KOENIGSEGG : UN TRIUMVIRAT POUR GOUVERNER PALEXPO

Pas de nouveauté sur le stand Koenigsegg de Genève mais 3 "mégacars" prêtes à être livrées et qui totalisent plus de 4000 ch.

Agera RS Gryphon

Missile de croisière nucléaire, le BGM-109G Gryphon a été développé par General Dynamics pour le compte de l‘U.S. Air Force durant la dernière décennie de la guerre froide afin de montrer aux Russes que les Américains en avaient aussi dans le pantalon. Cela dit, ce n’est pas en pensant au lanceur que Koenigsegga a imaginé une version spéciale de l’Agera. Non, lorsque le petit constructeur suédois a mis sur pied sa „nouvelle“ supercar, c’est en pensant à la créature mythologique au corps d’aigle greffé sur l’abdomen d’un lion. Rien à voir avec un missile donc, ni même avec une voiture en fait. Mais c’est Koenigsegg, une firme qui fait probablement les voitures les plus exclusives et les plus sportives du monde. Aussi, ne les jugeons pas sur leur manière de désigner leur produit (d’autant plus que cet exemplaire est un „one-off“ commandé par un Ricain qu’on imagine fortuné et doté de goûts… atypiques) mais plutôt sur le produit en lui-même, en l’occurrence une voiture d’un mégawatt. De quoi? D’un megawatt, de mille kW, autrement dit 1360 ch.
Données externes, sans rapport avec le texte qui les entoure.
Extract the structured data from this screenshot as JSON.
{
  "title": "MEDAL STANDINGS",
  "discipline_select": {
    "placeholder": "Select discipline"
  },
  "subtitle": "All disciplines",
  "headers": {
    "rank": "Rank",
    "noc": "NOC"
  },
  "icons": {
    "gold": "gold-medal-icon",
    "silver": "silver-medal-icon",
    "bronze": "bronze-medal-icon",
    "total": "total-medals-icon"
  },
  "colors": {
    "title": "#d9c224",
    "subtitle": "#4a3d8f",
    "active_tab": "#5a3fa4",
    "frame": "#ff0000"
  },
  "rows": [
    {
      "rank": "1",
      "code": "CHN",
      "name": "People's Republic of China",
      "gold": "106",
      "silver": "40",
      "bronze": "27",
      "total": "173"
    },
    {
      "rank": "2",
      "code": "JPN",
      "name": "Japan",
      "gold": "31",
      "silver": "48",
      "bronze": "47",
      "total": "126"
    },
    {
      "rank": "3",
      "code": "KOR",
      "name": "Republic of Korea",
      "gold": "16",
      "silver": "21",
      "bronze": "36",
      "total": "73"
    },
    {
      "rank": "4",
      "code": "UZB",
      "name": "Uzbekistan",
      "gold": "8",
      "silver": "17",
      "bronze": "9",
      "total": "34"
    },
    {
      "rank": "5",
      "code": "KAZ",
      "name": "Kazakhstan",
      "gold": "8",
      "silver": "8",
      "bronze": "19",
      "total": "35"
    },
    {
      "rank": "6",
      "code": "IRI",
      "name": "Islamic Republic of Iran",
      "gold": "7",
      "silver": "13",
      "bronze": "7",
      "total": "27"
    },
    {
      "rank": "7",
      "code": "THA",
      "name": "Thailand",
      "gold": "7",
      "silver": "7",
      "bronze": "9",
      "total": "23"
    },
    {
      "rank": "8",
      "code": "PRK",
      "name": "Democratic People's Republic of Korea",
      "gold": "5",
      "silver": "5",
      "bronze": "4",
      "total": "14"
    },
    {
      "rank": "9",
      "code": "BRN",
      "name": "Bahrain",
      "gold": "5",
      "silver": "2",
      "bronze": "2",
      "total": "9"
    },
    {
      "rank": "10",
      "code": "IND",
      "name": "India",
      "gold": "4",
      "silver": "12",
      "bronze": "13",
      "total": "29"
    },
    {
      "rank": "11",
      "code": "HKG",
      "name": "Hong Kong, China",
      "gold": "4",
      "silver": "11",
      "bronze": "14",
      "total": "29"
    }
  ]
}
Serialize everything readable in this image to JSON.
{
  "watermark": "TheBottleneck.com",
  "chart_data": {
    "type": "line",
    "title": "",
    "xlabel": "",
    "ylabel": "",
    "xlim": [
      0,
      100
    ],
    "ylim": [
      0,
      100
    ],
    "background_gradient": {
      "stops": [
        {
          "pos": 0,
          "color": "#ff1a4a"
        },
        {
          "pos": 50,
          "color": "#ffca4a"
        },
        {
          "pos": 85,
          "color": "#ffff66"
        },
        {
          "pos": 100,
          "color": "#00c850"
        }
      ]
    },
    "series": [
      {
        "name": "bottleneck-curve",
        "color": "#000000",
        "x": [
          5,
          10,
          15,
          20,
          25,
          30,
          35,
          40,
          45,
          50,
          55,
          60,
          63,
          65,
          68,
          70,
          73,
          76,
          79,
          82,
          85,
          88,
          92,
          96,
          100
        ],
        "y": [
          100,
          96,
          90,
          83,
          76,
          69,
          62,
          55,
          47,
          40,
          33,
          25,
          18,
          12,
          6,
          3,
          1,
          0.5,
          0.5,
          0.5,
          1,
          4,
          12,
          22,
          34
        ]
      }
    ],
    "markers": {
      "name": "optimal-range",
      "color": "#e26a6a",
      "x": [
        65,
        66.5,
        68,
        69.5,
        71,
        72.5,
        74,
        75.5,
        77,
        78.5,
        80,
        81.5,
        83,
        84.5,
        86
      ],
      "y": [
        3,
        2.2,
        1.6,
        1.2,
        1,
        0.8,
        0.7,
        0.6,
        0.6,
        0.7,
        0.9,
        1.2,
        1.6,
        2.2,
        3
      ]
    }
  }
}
Toujours l’Agera RS Gryphon

Édition spéciale de l’Agera RS (elle-même déjà très spéciale), l’Agera RS „Gryphon“ installe effectivement sous son capot un V8 twin-turbo de 1360 ch. Rien que çà! Et la puissance n’est pas la donnée la plus intéressante de ce bolide. Non, la valeur la plus intéressante, c’est le rapport poids puissance affiché par le monstre: 1,025 (1395/1360), soit un chiffre qui a tôt fait de rapprocher l’Agera RS de celle qu’on aime appeler „la première megacar du monde“ chez Koeingisegg, la One (1360 kg pour 1360 ch). A l’extérieure, la belle suédoise se teint de blond en apposant des feuilles d’or sur sa carrosserie en Carbone. A l’intérieur, un casque, lui aussi en carbone et en or, côtoie de l’aluminium anodisé et de l’alcantara.

Regera de série

Voiture méconnue, la Regera est à Koenigsegg ce que la Joconde est à de Vinci: son chef d’œuvre. Dévoilée lors du Gims de 2015, elle n’est censée être produite qu’à seulement 80 exemplaires. Les deux bolides que vous êtes en train d’admirer sont les deux premières voitures destinées à la vente. Cela veut donc dire qu’il aura fallu deux ans à la firme d’Ängelholm (une ville en Suède, pas un meuble Ikea) pour mettre au point son bolide. C’est long. Très long même. Il faut dire que la grande complexité technique de la Regera nous fait relativiser ce laps de temps. Explications.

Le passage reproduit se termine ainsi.